Introduction

Detecting the progression of glaucoma is a challenge for the clinician. Traditionally, the most commonly used quantitative techniques involved the mean deviation (MD) of the 24-2 visual field (VF), obtained with standard automated perimetry. With the advent of optical coherence tomography (OCT), the average thickness of the circumpapillary retinal nerve fibre layer (cRNFL) became a common measure of progression. This measure, called global cRNFL thickness, has been incorporated into commercial OCT reports. With the recent incorporation of OCT scanning of the macula, an average (global) measure of the retinal ganglion cell plus inner plexiform layer (RGCLP) thickness also has been employed to track progression, and a number of studies have compared these two OCT global measures [1,2,3,4,5,6,7].

However, these two measures, global cRNFL (GONH) and global RGCLP (Gmac), miss early glaucomatous damage clearly visible on probability/deviation maps, which display abnormal regions of RNFL and/or RGCLP thickness [8,9,10]. Thus, it is likely that these two measures will also miss clear progression of glaucoma, while also falsely identifying some eyes as progressors.

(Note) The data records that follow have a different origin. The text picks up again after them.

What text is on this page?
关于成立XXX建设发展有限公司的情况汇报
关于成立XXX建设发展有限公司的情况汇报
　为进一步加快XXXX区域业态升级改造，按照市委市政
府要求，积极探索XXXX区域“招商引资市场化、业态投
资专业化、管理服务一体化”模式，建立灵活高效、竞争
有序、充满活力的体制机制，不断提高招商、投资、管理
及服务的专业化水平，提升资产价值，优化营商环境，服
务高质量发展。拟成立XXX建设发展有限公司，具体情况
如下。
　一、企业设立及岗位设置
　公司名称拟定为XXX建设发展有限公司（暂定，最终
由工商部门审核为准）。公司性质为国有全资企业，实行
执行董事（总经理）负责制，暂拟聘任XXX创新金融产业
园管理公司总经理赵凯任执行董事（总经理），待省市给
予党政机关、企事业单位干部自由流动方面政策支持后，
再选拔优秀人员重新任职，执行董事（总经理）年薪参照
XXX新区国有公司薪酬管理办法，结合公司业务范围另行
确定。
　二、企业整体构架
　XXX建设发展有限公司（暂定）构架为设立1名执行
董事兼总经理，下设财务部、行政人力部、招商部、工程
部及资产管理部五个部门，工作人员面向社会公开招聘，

Our purpose here was to understand the problems involved in using global OCT measures for detecting progression in early glaucoma. First, we show, as expected, that the conventional thickness measures, GONH and Gmac, combined with a traditional event-based analysis, lead to both excessive false positives (FPs) and false negatives (FNs). Second, and most importantly, we identify the reasons for these errors via a post-hoc analysis.

Methods

Participants

There were 104 study eyes from 104 individuals; 76 were from glaucoma or glaucoma suspect patients. The remaining 28 eyes were healthy controls (HCs) with normal fundus examination, normal VFs, and IOP < 22 mmHg. All eyes had 24-2 MD better than -6 dB and at least two OCT scans: a baseline scan and a scan obtained at least 1 year after the baseline (mean: 24.9 ± 8.7 months, range 12–42 months). All individuals were enroled in Columbia University’s prospective study, Macular Damage in Early Glaucoma and Progression (ClinicalTrials.gov: NCT02547740).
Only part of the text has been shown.